Dans “l’Enfant Multiple”, Omar-Jo, orphelin de guerre, a perdu un bras lors d’un attentat et se retrouve hébergé par des cousins loin des siens et de sa terre. Mais ce livre est tout sauf dramatique. Andrée Chédid jongle sans cesse, comme son jeune héros, entre la gravité et la légèreté. Omar-Jo évolue au milieu d’adultes perdus à qui il va redonner la joie de vivre. La lecture de ce roman devrait être obligatoire pour tous les pessimistes, rabat-joie et autres pollueurs d’espoir.

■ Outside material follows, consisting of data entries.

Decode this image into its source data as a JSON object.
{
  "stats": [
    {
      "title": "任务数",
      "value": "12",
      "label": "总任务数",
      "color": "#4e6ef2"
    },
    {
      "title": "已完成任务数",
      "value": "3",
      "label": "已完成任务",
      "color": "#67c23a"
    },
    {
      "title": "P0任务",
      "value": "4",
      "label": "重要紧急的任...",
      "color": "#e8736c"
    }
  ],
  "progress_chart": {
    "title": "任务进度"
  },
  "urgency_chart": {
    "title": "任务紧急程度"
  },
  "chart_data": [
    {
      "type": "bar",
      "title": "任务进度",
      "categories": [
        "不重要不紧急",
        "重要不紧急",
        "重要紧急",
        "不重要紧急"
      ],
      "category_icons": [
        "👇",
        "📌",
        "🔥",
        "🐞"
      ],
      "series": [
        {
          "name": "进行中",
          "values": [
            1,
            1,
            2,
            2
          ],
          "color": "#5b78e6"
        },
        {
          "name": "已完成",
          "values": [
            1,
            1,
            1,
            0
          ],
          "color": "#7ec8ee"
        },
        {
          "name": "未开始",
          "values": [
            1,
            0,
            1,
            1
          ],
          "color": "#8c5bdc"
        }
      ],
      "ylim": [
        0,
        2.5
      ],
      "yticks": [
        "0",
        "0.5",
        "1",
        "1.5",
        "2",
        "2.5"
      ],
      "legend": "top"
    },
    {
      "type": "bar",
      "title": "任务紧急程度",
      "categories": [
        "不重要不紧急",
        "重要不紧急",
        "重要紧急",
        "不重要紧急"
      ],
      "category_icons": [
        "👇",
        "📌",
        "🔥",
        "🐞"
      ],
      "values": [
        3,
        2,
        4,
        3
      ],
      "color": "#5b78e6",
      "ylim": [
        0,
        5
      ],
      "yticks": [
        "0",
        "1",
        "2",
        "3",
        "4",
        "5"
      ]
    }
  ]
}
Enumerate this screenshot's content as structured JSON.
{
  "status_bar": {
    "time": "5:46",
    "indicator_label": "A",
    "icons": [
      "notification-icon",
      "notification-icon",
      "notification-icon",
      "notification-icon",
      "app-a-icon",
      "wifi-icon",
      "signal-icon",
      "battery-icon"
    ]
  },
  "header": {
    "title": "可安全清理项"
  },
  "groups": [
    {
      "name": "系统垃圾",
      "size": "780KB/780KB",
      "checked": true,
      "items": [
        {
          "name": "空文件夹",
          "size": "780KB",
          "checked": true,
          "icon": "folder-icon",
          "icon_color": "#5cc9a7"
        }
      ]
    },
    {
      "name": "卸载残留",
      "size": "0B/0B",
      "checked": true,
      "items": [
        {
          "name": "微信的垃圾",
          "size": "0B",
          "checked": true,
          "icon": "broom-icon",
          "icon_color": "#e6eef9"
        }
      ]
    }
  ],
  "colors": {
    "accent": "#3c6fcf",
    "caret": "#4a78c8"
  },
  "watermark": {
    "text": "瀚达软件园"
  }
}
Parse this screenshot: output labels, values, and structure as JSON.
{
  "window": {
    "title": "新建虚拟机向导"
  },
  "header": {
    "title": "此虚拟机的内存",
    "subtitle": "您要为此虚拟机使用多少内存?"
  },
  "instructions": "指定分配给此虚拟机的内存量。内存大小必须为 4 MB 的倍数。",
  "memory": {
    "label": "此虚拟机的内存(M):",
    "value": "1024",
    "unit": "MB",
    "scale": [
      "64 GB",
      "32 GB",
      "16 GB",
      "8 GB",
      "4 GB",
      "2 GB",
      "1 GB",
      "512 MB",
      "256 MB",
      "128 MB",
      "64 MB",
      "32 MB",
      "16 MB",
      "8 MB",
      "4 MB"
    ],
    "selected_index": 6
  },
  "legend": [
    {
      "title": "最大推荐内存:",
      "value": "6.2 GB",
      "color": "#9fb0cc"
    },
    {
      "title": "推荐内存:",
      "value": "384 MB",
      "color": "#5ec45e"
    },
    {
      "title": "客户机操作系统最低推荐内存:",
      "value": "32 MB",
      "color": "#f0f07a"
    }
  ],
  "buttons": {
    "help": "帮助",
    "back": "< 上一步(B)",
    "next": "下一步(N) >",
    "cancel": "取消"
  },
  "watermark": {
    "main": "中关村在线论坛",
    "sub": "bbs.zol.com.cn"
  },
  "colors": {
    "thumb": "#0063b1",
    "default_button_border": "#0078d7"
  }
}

Merci encore Madame Chédid, grande conteuse parmi les conteuses, de nous faire partager la vie de vos personnages.

Laurence

Extraits :

A quel dogme, à quelle croyance, à quelle société, appartenait cet étrange enfant qu'il comptait faire le sien?
— De quelle religion es-tu, petit?
— De celle de Dieu, répliqua l'enfant.
— Qu'est-ce que tu veux dire?
— De celle de nia mère et de celle de mon père... De toutes les autres, si je les connaissais.
Rosie rompit son silence :
— Tu sais bien que la vraie religion...
— Si Dieu existe... reprit l'enfant.
— Si Dieu existe! s'effara Antoine qui n'accomplissait aucun de ses devoirs religieux, mais que le statut de chrétien, fils de l'Eglise romaine, rassurait.
— Si Dieu existe, reprit tranquillement l'enfant, Il nous aime tous. Il a créé le monde, l'univers et les hommes. Il écoute toutes nos voix.

Lorsqu'il sentait son public avec lui, applaudissant et riant de ses loufoqueries, Omar-Jo changeait brusquement de répertoire.
D'abord, il faisait taire la musique ; ses pitreries se fracassaient contre un mur invisible. Ensuite, il laissait un silence opaque planer au-dessus des spectateurs.
D'un seul geste, il arrachait alors les rubans ou les feuillages qui dissimulaient son moignon. Puis, il présentait celui-ci au public, dans toute sa crudité.
Il ôtait son faux nez. En se frottant avec un pan de sa chemise, il se débarbouillait de son maquillage. Sa face apparaissait d'une pâleur extrême ; enfoncés dans leurs orbites, ses yeux étaient d'un noir infini.
Il s'était également dépouillé de ses déguisements qui s'entassaient à ses pieds. Il les piétina avant de grimper sur leurs dépouilles comme sur un monticule, d'où il se remit à parler.

Ce furent d'autres paroles.
Elles s'élevaient du tréfonds, extirpant Omar-Jo de l'ambiance qu'il avait lui-même créée. Oubliant ses jongle-ries, il laissait monter cette voix du dedans. Cette voix âpre, cette voix nue qui, pour l'instant, recouvrait toutes ses autres voix.
L'enfant multiple n'était plus là pour divertir. Il était là aussi pour évoquer d'autres images. Toutes ces doulou¬reuses images qui peuplent le monde.
Mené par sa voix, Omar-Jo évoque sa ville récemment quittée. Elle s'insinue dans ses muscles, s'infiltre dans les battements du coeur, freine le voyage du sang. Il la voit, il la touche, cette cité lointaine. Il la compare à celle-ci, où l'on peut, librement, aller, venir, respirer ! Celle-ci, déjà sienne, déjà tendrement aimée.
Ici, les arbres escortent les avenues, entourent les places. De robustes bâtiments font revivre les siècles disparus, d'autres préfigurent l'avenir. Une population diversifiée flâne ou se hâte. Malgré problèmes et soucis, ils vivent en paix. En paix!
Là-bas les îlots en ruine se multiplient, des arbres déra¬cinés pourrissent au fond de crevasses, les murs sont criblés de balles, les voitures éclatent, les immeubles s'écroulent. D'un côté comme de l'autre de cette cité en miettes, on brade les humains!
Omar-Jo se déchaîne, ses paroles flambent. Omar-Jo ne joue plus. Il contemple le monde, et ce qu'il en sait déjà! Ses appels s'amplifient, il ne parle pas seulement pour les siens. Tous les malheurs de la terre se ruent sur ce Manège.
Tout s'est immobilisé. Les chevaux ont terminé leur ronde. Le public écoute, pétrifié.
Maxime, perplexe, n'ose pas faire taire l'étrange enfant.
Après ces cris d'angoisse, il ne reste d'autre issue que de renouer avec la vie.
Omar-Jo ressort de sa poche son vieil harmonica et, retrouvant son souffle, il en tire, une fois de plus, des sons mélodiques et vivaces.